Best Practices for 2024: Driving Safety in a Changing Manufacturing Environment

In a constantly evolving manufacturing environment, fostering a culture of safety through employee engagement, data-driven analysis, interactive training and strategic automation is essential for mitigating risks and ensuring workplace safety.

Manufacturing is a constantly evolving industry. Shifts in factory technology, growing customer demand for manufactured products across a wide variety of industries and labor shortages are creating additional stress on manufacturers. Additionally, the increased adoption of automation is changing the makeup of manufacturing, bringing with it both risks and opportunities. However, manufacturing leaders have a responsibility to ensure that high-pressure environments do not disrupt the most important consideration on the manufacturing floor: safety.

The key to driving safety in an environment with anticipated hazards is building best practices into everyday work so that good habits become ingrained in the workplace. This culture of safety takes time to build and requires commitment from everyone who comes into contact with or makes decisions about a manufacturing floor. Management must be committed to safety and encourage time to be spent on safety initiatives. Floor leaders must be committed to reinforcing good safety behaviors and pointing out bad ones, and every worker in a manufacturing environment must take responsibility for their and others’ safety. While safety programs must be customized to fit each unique environment, there are a few best practices everyone can follow.

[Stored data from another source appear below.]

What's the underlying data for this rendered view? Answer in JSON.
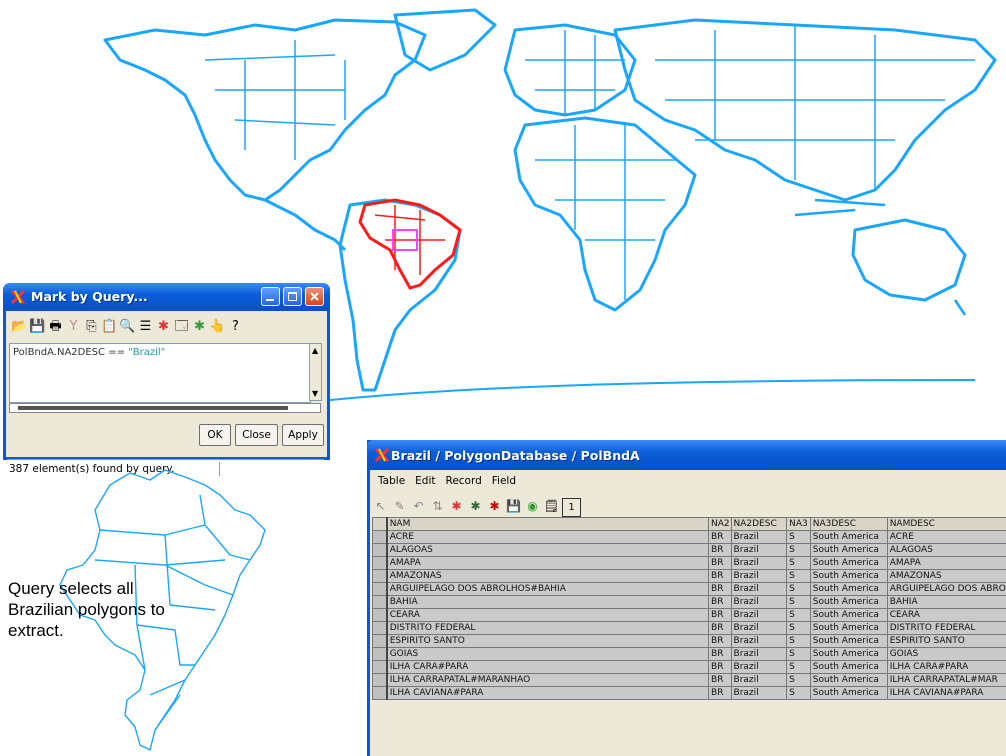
{
  "mark_dialog": {
    "title": "Mark by Query...",
    "query_field": "PolBndA.NA2DESC",
    "query_operator": "==",
    "query_value": "\"Brazil\"",
    "buttons": {
      "ok": "OK",
      "close": "Close",
      "apply": "Apply"
    },
    "status": "387 element(s) found by query."
  },
  "table_window": {
    "title": "Brazil / PolygonDatabase / PolBndA",
    "menu": [
      "Table",
      "Edit",
      "Record",
      "Field"
    ],
    "columns": [
      "NAM",
      "NA2",
      "NA2DESC",
      "NA3",
      "NA3DESC",
      "NAMDESC"
    ],
    "rows": [
      [
        "ACRE",
        "BR",
        "Brazil",
        "S",
        "South America",
        "ACRE"
      ],
      [
        "ALAGOAS",
        "BR",
        "Brazil",
        "S",
        "South America",
        "ALAGOAS"
      ],
      [
        "AMAPA",
        "BR",
        "Brazil",
        "S",
        "South America",
        "AMAPA"
      ],
      [
        "AMAZONAS",
        "BR",
        "Brazil",
        "S",
        "South America",
        "AMAZONAS"
      ],
      [
        "ARGUIPELAGO DOS ABROLHOS#BAHIA",
        "BR",
        "Brazil",
        "S",
        "South America",
        "ARGUIPELAGO DOS ABRO"
      ],
      [
        "BAHIA",
        "BR",
        "Brazil",
        "S",
        "South America",
        "BAHIA"
      ],
      [
        "CEARA",
        "BR",
        "Brazil",
        "S",
        "South America",
        "CEARA"
      ],
      [
        "DISTRITO FEDERAL",
        "BR",
        "Brazil",
        "S",
        "South America",
        "DISTRITO FEDERAL"
      ],
      [
        "ESPIRITO SANTO",
        "BR",
        "Brazil",
        "S",
        "South America",
        "ESPIRITO SANTO"
      ],
      [
        "GOIAS",
        "BR",
        "Brazil",
        "S",
        "South America",
        "GOIAS"
      ],
      [
        "ILHA CARA#PARA",
        "BR",
        "Brazil",
        "S",
        "South America",
        "ILHA CARA#PARA"
      ],
      [
        "ILHA CARRAPATAL#MARANHAO",
        "BR",
        "Brazil",
        "S",
        "South America",
        "ILHA CARRAPATAL#MAR"
      ],
      [
        "ILHA CAVIANA#PARA",
        "BR",
        "Brazil",
        "S",
        "South America",
        "ILHA CAVIANA#PARA"
      ]
    ]
  },
  "caption": "Query selects all Brazilian polygons to extract.",
  "colors": {
    "map_lines": "#19a6ff",
    "selected": "#ff1a1a",
    "highlight": "#ff40ff",
    "titlebar": "#0a59d8"
  },
  "icons": [
    "open-icon",
    "save-icon",
    "print-icon",
    "filter-icon",
    "copy-icon",
    "paste-icon",
    "find-icon",
    "list-icon",
    "mark-icon",
    "window-icon",
    "unmark-icon",
    "info-icon",
    "help-icon"
  ]
}
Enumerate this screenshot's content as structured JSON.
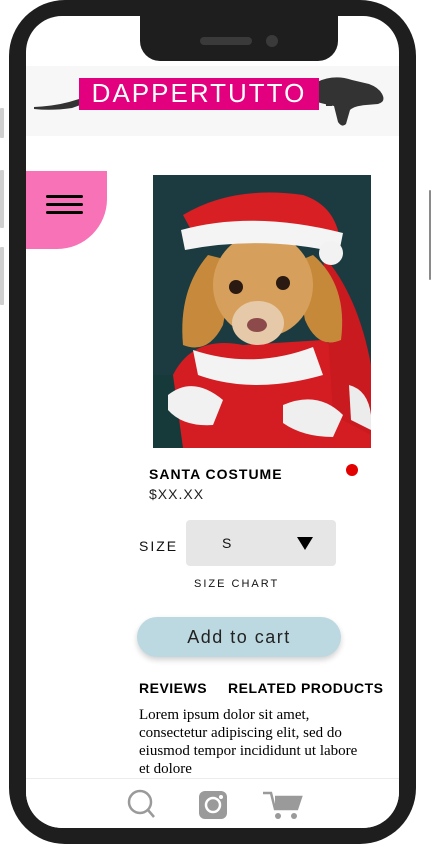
{
  "brand": {
    "name": "DAPPERTUTTO",
    "accent": "#e3007e"
  },
  "product": {
    "title": "SANTA COSTUME",
    "price": "$XX.XX",
    "color_swatch": "#e20000"
  },
  "size": {
    "label": "SIZE",
    "selected": "S",
    "chart_link": "SIZE CHART"
  },
  "actions": {
    "add_to_cart": "Add to cart"
  },
  "tabs": [
    {
      "label": "REVIEWS"
    },
    {
      "label": "RELATED PRODUCTS"
    }
  ],
  "description": "Lorem ipsum dolor sit amet, consectetur adipiscing elit, sed do eiusmod tempor incididunt ut labore et dolore",
  "nav": {
    "icons": [
      "search-icon",
      "instagram-icon",
      "cart-icon"
    ]
  },
  "colors": {
    "menu_button": "#f772b6",
    "add_to_cart": "#bcd9e1",
    "select_bg": "#e6e6e6"
  }
}
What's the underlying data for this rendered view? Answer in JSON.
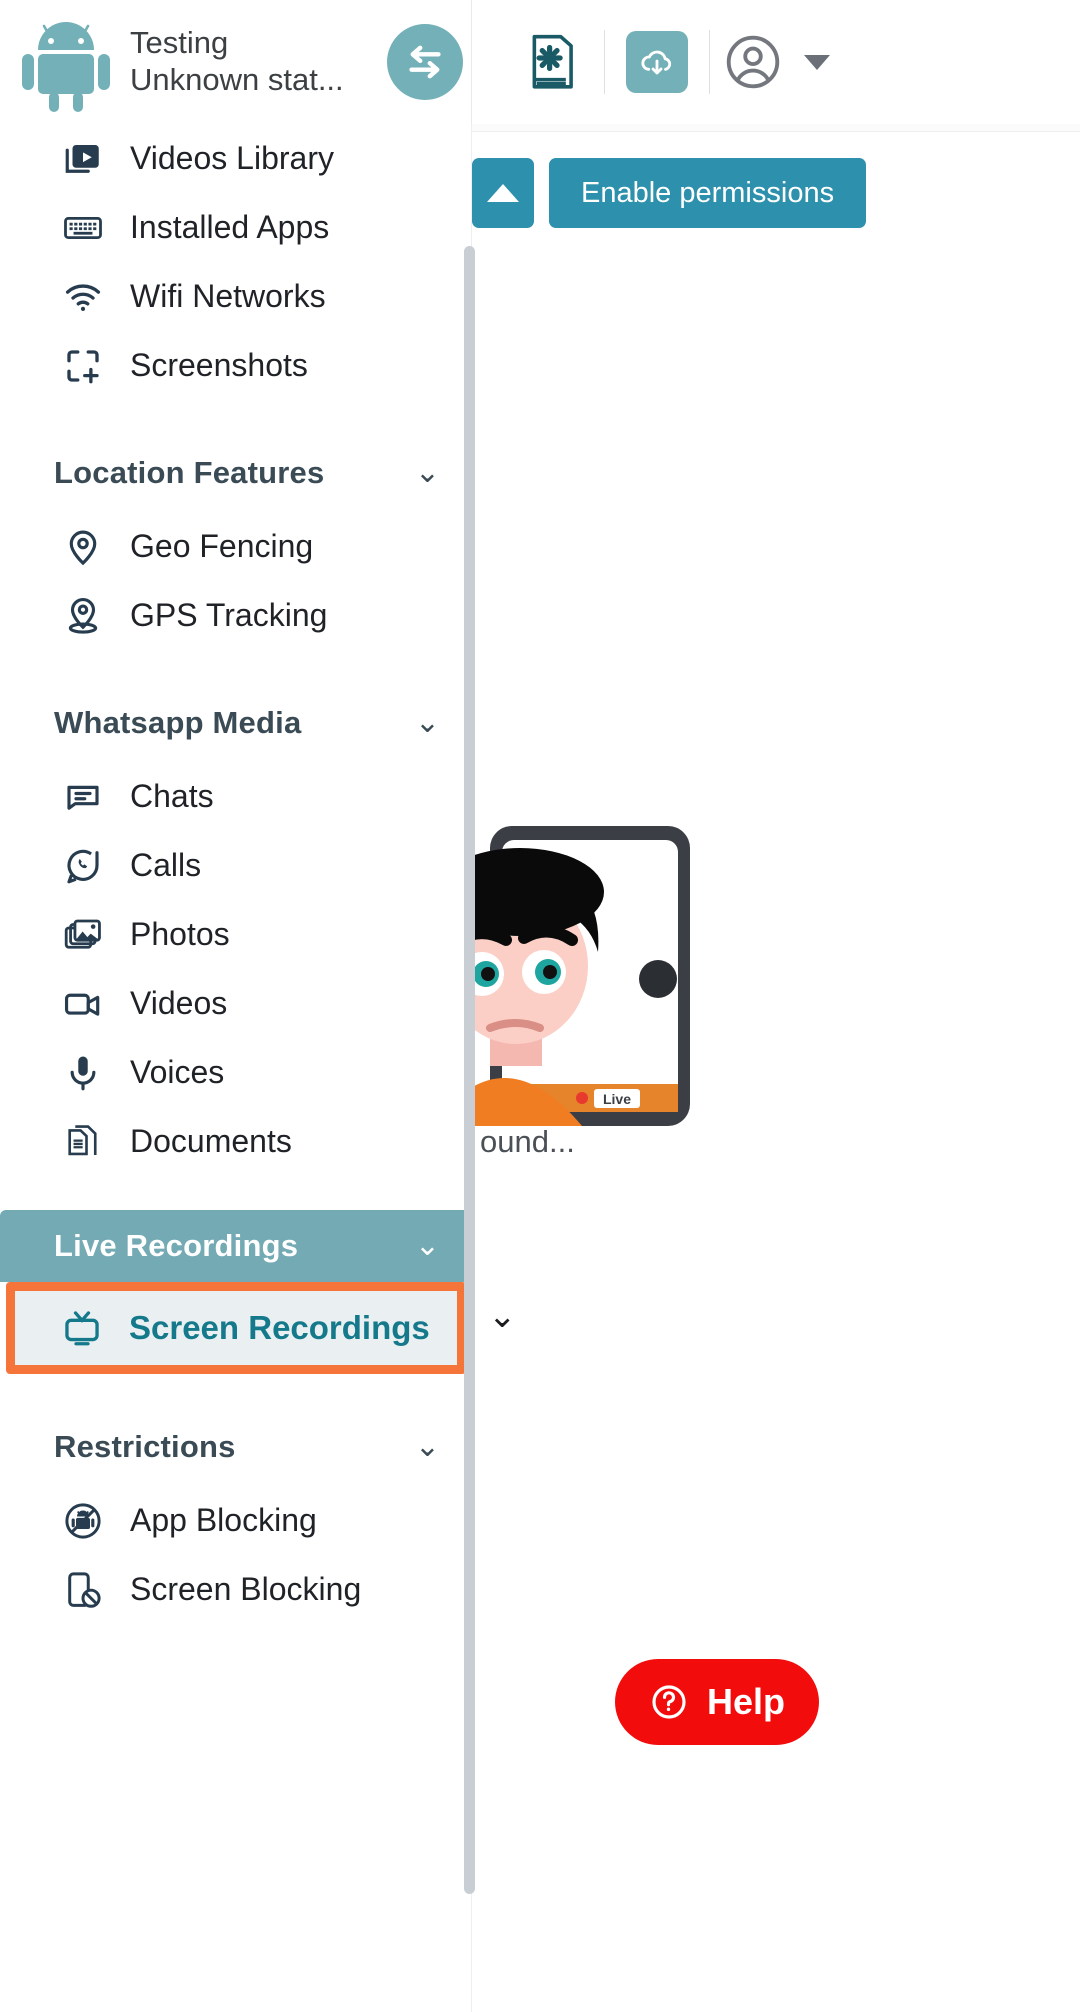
{
  "header": {
    "device_name": "Testing",
    "device_status": "Unknown stat...",
    "icons": {
      "android_logo": "android-robot-icon",
      "swap_device": "swap-arrows-icon",
      "guide_book": "book-gear-icon",
      "download_cloud": "cloud-download-icon",
      "account": "account-circle-icon",
      "account_caret": "chevron-down-icon"
    },
    "accent_color": "#74b0b8"
  },
  "content": {
    "collapse_button_icon": "triangle-up-icon",
    "enable_permissions_label": "Enable permissions",
    "caption_text": "ound...",
    "chevron_down": "⌄",
    "live_badge": "Live",
    "help_label": "Help",
    "help_icon": "question-circle-icon",
    "help_color": "#f30c0c",
    "button_color": "#2d90ad"
  },
  "sidebar": {
    "groups": [
      {
        "type": "items",
        "items": [
          {
            "label": "Videos Library",
            "icon": "video-library-icon"
          },
          {
            "label": "Installed Apps",
            "icon": "keyboard-icon"
          },
          {
            "label": "Wifi Networks",
            "icon": "wifi-icon"
          },
          {
            "label": "Screenshots",
            "icon": "screenshot-frame-icon"
          }
        ]
      },
      {
        "type": "section",
        "title": "Location Features",
        "chevron": "⌄",
        "items": [
          {
            "label": "Geo Fencing",
            "icon": "map-pin-icon"
          },
          {
            "label": "GPS Tracking",
            "icon": "gps-pin-icon"
          }
        ]
      },
      {
        "type": "section",
        "title": "Whatsapp Media",
        "chevron": "⌄",
        "items": [
          {
            "label": "Chats",
            "icon": "chat-box-icon"
          },
          {
            "label": "Calls",
            "icon": "whatsapp-call-icon"
          },
          {
            "label": "Photos",
            "icon": "photos-icon"
          },
          {
            "label": "Videos",
            "icon": "video-camera-icon"
          },
          {
            "label": "Voices",
            "icon": "microphone-icon"
          },
          {
            "label": "Documents",
            "icon": "documents-icon"
          }
        ]
      },
      {
        "type": "section-active",
        "title": "Live Recordings",
        "chevron": "⌄",
        "active_item": {
          "label": "Screen Recordings",
          "icon": "tv-icon"
        },
        "highlight_color": "#f5743a",
        "header_color": "#74aab4",
        "active_text_color": "#15798c"
      },
      {
        "type": "section",
        "title": "Restrictions",
        "chevron": "⌄",
        "items": [
          {
            "label": "App Blocking",
            "icon": "app-block-icon"
          },
          {
            "label": "Screen Blocking",
            "icon": "screen-block-icon"
          }
        ]
      }
    ]
  }
}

Focused Employee Engagement

Employee engagement needs to be a key part in any successful safety program both to make sure employees are understanding safety concepts and to solicit safety improvement ideas from those who work on the manufacturing floor every day. Driving strong participation in safety committees and safety activities must be accompanied by empowering employees to identify safety concerns and potential solutions. Management must recognize that production employees are experts in their work environment and build strong relationships to support communication, training, appropriate corrective action and other safety aspects.

One way to successfully engage employees is through a “Safety Net” program. This approach breaks down the larger work environment into different areas, with rotating assessors from local teams focusing on a specific area and topic each week. These assessors record actions that need to be taken, track the closure of those actions and communicate progress with employees. These rotations help ensure that safety inspections do not become mindless and regularly bring fresh eyes to each part of the facility.